Whichever way the Medicare debate goes, there’s no relief in the overall trend: Health care costs for people 65 and over will continue to rise.
Any legislative reforms – whether they cut Medicare funding or not – are probably a ways away. But even if nothing changes, what seniors pay for health care is still going up. Medicare deductibles and co-pays for hospital rose 3% in 2011, the same increase as the year before. Medicare deductibles for doctors’ visits rose 4.5% for 2011, after a 14% jump the year before, according to data from the Centers for Medicare & Medicaid Services and from benefits consulting group The Segal Company. For the optional Medicare Part D plan, which 60% of Medicare recipients buy to offset prescription drug costs, the monthly premium rose by up to 10% on average, according the Kaiser Family Foundation.
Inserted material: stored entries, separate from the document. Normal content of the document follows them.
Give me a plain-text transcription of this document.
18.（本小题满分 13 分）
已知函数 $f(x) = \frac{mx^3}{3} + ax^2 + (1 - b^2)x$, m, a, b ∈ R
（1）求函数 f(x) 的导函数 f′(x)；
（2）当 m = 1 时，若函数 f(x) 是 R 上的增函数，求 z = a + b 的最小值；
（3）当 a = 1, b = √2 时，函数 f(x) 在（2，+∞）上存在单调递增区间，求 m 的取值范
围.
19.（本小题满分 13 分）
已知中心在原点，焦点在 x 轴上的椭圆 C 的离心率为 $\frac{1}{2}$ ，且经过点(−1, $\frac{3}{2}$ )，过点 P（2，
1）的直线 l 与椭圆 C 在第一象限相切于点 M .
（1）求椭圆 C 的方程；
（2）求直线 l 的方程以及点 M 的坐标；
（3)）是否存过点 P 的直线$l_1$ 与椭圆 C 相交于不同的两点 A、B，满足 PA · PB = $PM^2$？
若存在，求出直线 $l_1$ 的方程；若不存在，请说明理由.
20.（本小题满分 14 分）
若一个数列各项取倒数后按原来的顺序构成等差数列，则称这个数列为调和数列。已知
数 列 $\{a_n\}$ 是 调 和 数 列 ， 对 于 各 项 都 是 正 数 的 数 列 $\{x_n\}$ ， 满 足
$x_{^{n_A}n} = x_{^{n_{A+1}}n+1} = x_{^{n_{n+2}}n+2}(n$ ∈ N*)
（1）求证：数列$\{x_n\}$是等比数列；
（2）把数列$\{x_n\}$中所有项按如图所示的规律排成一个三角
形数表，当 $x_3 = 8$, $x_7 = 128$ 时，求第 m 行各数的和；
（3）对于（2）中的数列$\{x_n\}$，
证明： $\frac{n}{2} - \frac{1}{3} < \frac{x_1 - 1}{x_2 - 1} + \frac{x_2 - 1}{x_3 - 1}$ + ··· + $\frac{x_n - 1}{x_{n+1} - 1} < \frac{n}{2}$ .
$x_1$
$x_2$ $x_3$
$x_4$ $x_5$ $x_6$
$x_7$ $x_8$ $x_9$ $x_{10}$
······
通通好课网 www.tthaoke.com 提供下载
Consumers, however, have some choices that can help them save. About 28% of large companies that offer health benefits to employees offered retiree coverage in 2010, though that’s down from 34% in 2005, according to the Kaiser Family Foundation. Medicare Advantage, a private Medicare plan offered by insurance companies, may be a better value than Medicare and Medigap, says Thomas Carroll, managing director who tracks health insurance companies at Stifel Nicolaus. There is a trade-off: Policyholders often have to stick to a network of doctors and health care providers to get the coverage.